-
Notifications
You must be signed in to change notification settings - Fork 9
Description
Hi,
I am running STACAS on a large Seurat object (≈281k cells) with some batches and very unbalanced sample sizes and I would like to clarify whether the behaviour I observe is expected or indicates a problem in the integration.
Below I summarize three different approaches I tried. In all cases, the pipeline runs to completion, but in some cases STACAS prints an error during anchor finding, even though the integration and downstream UMAP are produced.
Dataset / setup
Seurat / SeuratObject recently updated to SeuratV5, RNA assay, log-normalized
Total cells of the object: ~281,600
Number of samples (orig.ident, used as batch): 57
Highly unbalanced batches
11/57 samples have < 1,000 cells
Smallest sample: 265 cells
Largest sample: 13,669 cells
anchor.features = 1000
Cell labels used for semi-supervised mode
"clusters" metadata contains ~38 annotated clusters
Annotated cells: ~38,800
Unannotated cells (NA): 242,828 (majority of the dataset)
Method 1 – Stepwise STACAS, semisupervised, ndim = 28
ndim was chosen based on PCA variance (95% cumulative variance).
library(STACAS)
nfeatures = 1000
ndim = 28
obj.list <- SplitObject(All1, split.by = "orig.ident")
for (n in 1:length(obj.list)) {
print(n)
print(obj.list[[n]])
Idents(obj.list[[n]]) <- "clusters"
}
stacas_anchors <- FindAnchors.STACAS(obj.list,
anchor.features = nfeatures,
dims = 1:ndim,
cell.labels = "clusters")
st1 <- SampleTree.STACAS(
anchorset = stacas_anchors,
obj.names = names(obj.list))
object_integrated <- IntegrateData.STACAS(stacas_anchors,
sample.tree = st1,
dims=1:ndim)
object_integrated <- object_integrated %>% ScaleData() %>%
RunPCA(npcs=28) %>% RunUMAP(dims=1:28)
This finishes successfully, but during FindAnchors.STACAS I observe errors like:
Error in if (totalCols == 0) return(NULL) : argument is of length zero
The pipeline does not stop and produces an integrated object.
Method 2: One-liner Run.STACAS, semi-supervised, ndim = 20
library(STACAS)
nfeatures = 1000
ndim = 20
Idents(All1) = "clusters"
object_integrated1 <- All1 %>% SplitObject(split.by = "orig.ident") %>%Run.STACAS(dims = 1:ndim, anchor.features = nfeatures, cell.labels = "clusters") %>% RunUMAP(dims = 1:ndim)
This also finishes to the end, but I again see the same error message during the run:
Warning: sparse->dense coercion: allocating vector of size 1.0 GiBWarning: pseudoinverse used at -2.2162Warning: neighborhood radius 0.30103Warning: reciprocal condition number 1.4523e-14Preparing PCA embeddings for objects...

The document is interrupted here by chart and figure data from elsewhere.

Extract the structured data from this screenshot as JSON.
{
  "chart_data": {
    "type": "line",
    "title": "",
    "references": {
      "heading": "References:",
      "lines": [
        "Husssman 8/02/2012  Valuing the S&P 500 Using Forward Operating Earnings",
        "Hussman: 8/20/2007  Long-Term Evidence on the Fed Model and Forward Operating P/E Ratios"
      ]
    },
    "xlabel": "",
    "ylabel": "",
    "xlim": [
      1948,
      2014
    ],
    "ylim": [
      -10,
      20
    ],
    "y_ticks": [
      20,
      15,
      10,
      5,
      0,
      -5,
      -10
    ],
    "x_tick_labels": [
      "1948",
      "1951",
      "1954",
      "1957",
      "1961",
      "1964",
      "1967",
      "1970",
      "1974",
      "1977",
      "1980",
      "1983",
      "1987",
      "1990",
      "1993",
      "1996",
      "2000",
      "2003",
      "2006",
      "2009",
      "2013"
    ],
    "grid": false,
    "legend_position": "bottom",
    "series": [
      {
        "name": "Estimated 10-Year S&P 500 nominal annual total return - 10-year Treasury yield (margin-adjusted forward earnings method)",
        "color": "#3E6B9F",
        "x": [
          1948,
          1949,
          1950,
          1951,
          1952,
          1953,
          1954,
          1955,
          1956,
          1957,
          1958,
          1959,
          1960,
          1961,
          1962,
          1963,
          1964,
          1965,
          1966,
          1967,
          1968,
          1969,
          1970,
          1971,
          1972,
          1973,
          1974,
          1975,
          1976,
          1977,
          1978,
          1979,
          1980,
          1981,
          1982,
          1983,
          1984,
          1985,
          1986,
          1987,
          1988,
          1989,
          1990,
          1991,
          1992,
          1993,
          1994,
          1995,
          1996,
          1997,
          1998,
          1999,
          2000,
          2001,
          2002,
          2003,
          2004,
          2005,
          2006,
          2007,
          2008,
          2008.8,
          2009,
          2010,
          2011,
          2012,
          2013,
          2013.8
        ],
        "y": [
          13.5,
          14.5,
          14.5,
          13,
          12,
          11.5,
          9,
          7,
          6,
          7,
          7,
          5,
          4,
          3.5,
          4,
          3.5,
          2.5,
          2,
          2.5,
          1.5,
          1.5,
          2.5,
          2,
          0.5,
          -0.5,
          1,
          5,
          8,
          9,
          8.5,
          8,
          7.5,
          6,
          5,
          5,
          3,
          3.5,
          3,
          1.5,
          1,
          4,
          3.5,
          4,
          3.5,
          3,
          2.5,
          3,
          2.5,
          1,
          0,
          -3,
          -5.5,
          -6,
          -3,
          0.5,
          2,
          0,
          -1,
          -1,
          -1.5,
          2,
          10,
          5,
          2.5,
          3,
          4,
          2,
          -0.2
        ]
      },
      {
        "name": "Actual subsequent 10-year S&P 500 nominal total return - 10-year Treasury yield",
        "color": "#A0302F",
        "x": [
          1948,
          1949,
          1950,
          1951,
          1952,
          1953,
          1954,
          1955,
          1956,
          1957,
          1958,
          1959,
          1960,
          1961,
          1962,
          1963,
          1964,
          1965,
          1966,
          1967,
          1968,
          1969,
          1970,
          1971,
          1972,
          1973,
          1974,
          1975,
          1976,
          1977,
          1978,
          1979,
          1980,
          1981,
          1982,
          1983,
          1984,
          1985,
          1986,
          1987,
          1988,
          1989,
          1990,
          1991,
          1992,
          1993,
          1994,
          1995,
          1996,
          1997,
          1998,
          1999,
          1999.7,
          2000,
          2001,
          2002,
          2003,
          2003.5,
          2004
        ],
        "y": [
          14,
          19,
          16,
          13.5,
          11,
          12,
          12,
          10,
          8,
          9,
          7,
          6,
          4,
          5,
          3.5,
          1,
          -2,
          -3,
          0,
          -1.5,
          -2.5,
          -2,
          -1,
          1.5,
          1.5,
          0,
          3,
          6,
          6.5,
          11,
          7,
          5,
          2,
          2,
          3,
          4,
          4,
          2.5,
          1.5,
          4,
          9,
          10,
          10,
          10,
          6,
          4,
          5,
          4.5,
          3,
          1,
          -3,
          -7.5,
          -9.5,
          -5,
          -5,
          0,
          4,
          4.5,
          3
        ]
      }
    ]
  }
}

|++++++++++++++++++++++++++++++++++++++++++++++++++| 100% elapsed=44s
|+++++++ | 13% ~07h 26m 18s Error in if (totalCols == 0) return(NULL) : argument is of length zero
|++++++++++++++++++++++++++++++++++++++++++++++++++| 100% elapsed=06h 03m 47s
Method 3: One-liner Run.STACAS, unsupervised, ndim = 20
object_integrated2 <- All1 %>% SplitObject(split.by = "orig.ident") %>%Run.STACAS(dims = 1:ndim, anchor.features = nfeatures) %>% RunUMAP(dims = 1:ndim)
This version:
finishes without explicit errors
produces an integrated object and UMAP
Questions
Is it expected that:
STACAS completes even when FindAnchors.STACAS encounters cases where totalCols == 0?
When using cell.labels, does this error indicate that some batch pairs have no compatible anchors and are effectively skipped?
Is there a recommended way to diagnose which datasets or batch pairs fail to form anchors?
For large, heterogeneous datasets, is semi-supervised STACAS still recommended, or should the unsupervised mode be preferred?
Thank you very much for your help, and for developing STACAS!